Page 32 of Skyn (After the End #3)
He grabs my shoulders, shaking once. “Should’ve sent you in years ago,” he says, almost laughing.
I tilt my head. “You could have told me you were some resistance spy.”
“That would make me a pretty shitty spy,” he says.
“Are you going to sign up for LOSS” I ask.
“I’m going to have to fight these machine bastards for it now. 60 years is a long life in the mines. But these abovegrounders are obsessed with status. They’ll crowd us out.” the shopkeeper says.
“Maybe you can help up make sure the ratio is fair?”
“I could do that.” He touches his chest “Thank you.”
We hug, brief and unsentimental, and he’s gone before I can say more—absorbed back into the sea of bodies, all heat and breath and shifting glances.
To my left, in the blur at the edge of my vision, Lily watches me. She’s pretending not to. Her gaze flicks sideways to Ben’s brother then to Ben. I can see the math in her eyes, the quiet subtraction.
She untangles herself from Micheal’s grip and makes her slow, graceless trek toward Ben. If she’s embarrassed, the dampeners have dulled it. Her movements are too fluid, too unbothered, like a marionette with her strings cut loose.
Ben stands in the center of the room, back straight, shoulders squared—an old-school stance, the kind of posture you’d expect from a statue in a city square.
She says something low, probably pleading.
Her mouth moves, but the words don’t carry.
And then his voice, when it comes, is thunder and closing doors.
“Lily, you have Michael. He is everything you deserve.”

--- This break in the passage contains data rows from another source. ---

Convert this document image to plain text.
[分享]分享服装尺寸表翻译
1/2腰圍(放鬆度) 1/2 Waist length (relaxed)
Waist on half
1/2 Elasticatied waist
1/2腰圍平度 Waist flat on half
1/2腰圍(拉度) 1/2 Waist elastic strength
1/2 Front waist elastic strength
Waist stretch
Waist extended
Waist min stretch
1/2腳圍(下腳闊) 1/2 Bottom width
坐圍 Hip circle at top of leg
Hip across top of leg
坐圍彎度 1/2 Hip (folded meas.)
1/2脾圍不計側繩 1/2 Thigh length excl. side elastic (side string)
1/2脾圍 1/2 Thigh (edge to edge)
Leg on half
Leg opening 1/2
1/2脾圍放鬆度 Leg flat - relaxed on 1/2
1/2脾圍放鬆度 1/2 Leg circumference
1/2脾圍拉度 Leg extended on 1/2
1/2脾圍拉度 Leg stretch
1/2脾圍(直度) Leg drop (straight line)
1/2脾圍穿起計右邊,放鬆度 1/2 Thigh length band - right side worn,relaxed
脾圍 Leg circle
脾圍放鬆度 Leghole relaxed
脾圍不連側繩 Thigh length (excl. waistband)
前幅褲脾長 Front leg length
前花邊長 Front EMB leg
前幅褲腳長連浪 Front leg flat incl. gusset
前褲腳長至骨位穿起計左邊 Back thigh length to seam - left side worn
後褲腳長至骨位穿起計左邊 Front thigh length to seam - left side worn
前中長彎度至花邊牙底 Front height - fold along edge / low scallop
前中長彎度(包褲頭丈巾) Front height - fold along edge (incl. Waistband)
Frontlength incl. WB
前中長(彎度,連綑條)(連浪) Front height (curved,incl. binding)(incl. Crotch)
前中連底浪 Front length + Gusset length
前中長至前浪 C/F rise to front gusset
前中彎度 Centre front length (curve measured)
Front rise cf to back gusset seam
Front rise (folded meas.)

A flicker of something like panic crosses her face.
She tries again. “It wasn’t just me,” she says. “Your mother, your brother—they made me feel like this was the only way. You weren’t listening. You were slipping away. Ben, please—look. I have SKYN now.”
She shrugs her shoulders, baring the sleek prototype pulling and buckling on her frame. But Ben, oh—Ben does not flinch.
No chairs thrown! No threats of cannibalism! My baby!
His rage is quiet now, but I still feel it in the tightness in his fists.
Instead, he smiles. A terrible, exquisite thing, so controlled it looks like it hurts him. Then he turns his back on her, and the air seems to split.
“We are founding L.O.S.S. island, where softness and vulnerability are not to be punished, mothers stay with their children, and lovers do what lovers do. If you’re willing to be a part of a different type of community, we promise you the best sixty years of your life”, he says, and the room is quiet.
It feels as close to a declaration of independence as any of us are going to get. Maybe his statue will go in the square.
“We’re terraforming as we speak, and all are free to come.”
When Josh’s eyes light up, I shake my head. “Almost all are free to come,” I correct.
“My Diamond has spoken,” Ben says, as Josh opens his mouth.
Ben is more unpredictable than I gave him credit for.
This moment wasn’t on the agenda, and he made me part of this audacious leap. I reach for his hand, and in the chaos of the place, we are of one mind.
We are in this together.
Michael’s face displays barely contained panic. He spent a lifetime practicing council politics, and here he is, utterly flummoxed by the simplest of rebellions: failure to comply.
Ben and I make our way toward the exit, an ocean of stunned onlookers parting before us. There’s something radiocast-esque about it. Ben’s grip on my hand is tight, like he’s holding something that’s as unsteady as he is.
The railship waits outside—an ugly, rusted thing that seems like it should never float.
But I’ve learned not to judge anything’s strength by its shell.
I glance back once, just once. For what?
I’m not sure. Memory? Regret? Inside, Lily is still, Michael slack-jawed, Josh is sullen, and Dru is wistful.
I flick my head once, and Dru points to her chest with wide eyes.
She slips out of Josh’s grip and hugs me. I lead her toward the ship.
Ben kisses the top of my head. I smile and readjust my hair.
“You think you’re going to miss it?” I ask him, not quite knowing where I’m going with the question but knowing that I want to hear him be okay with walking away from Iku Industries, his family's fortune, and his so-called perfect life with Lily.
It feels strange now, knowing that he chooses this, a lab and a new society. Me.
Ben is quiet for a moment. I see the muscles in his jaw working, his mind calculating.
“I won’t miss the council meetings, or the money, or the way I had to pretend all the time,” he says, his voice low. “But I will miss the certainty. Knowing what came next, even if I hated it. This”, he points to the ship, “this is terrifying.”
I laugh because he’s right. I’m scared too.
There’s a moment of silence between us as we watch people sign up for Sector Two’s new program, for our new world.
Maybe that’s all you can really ask for in the end—not certainty, not perfection, but someone to stand beside you when the world falls apart.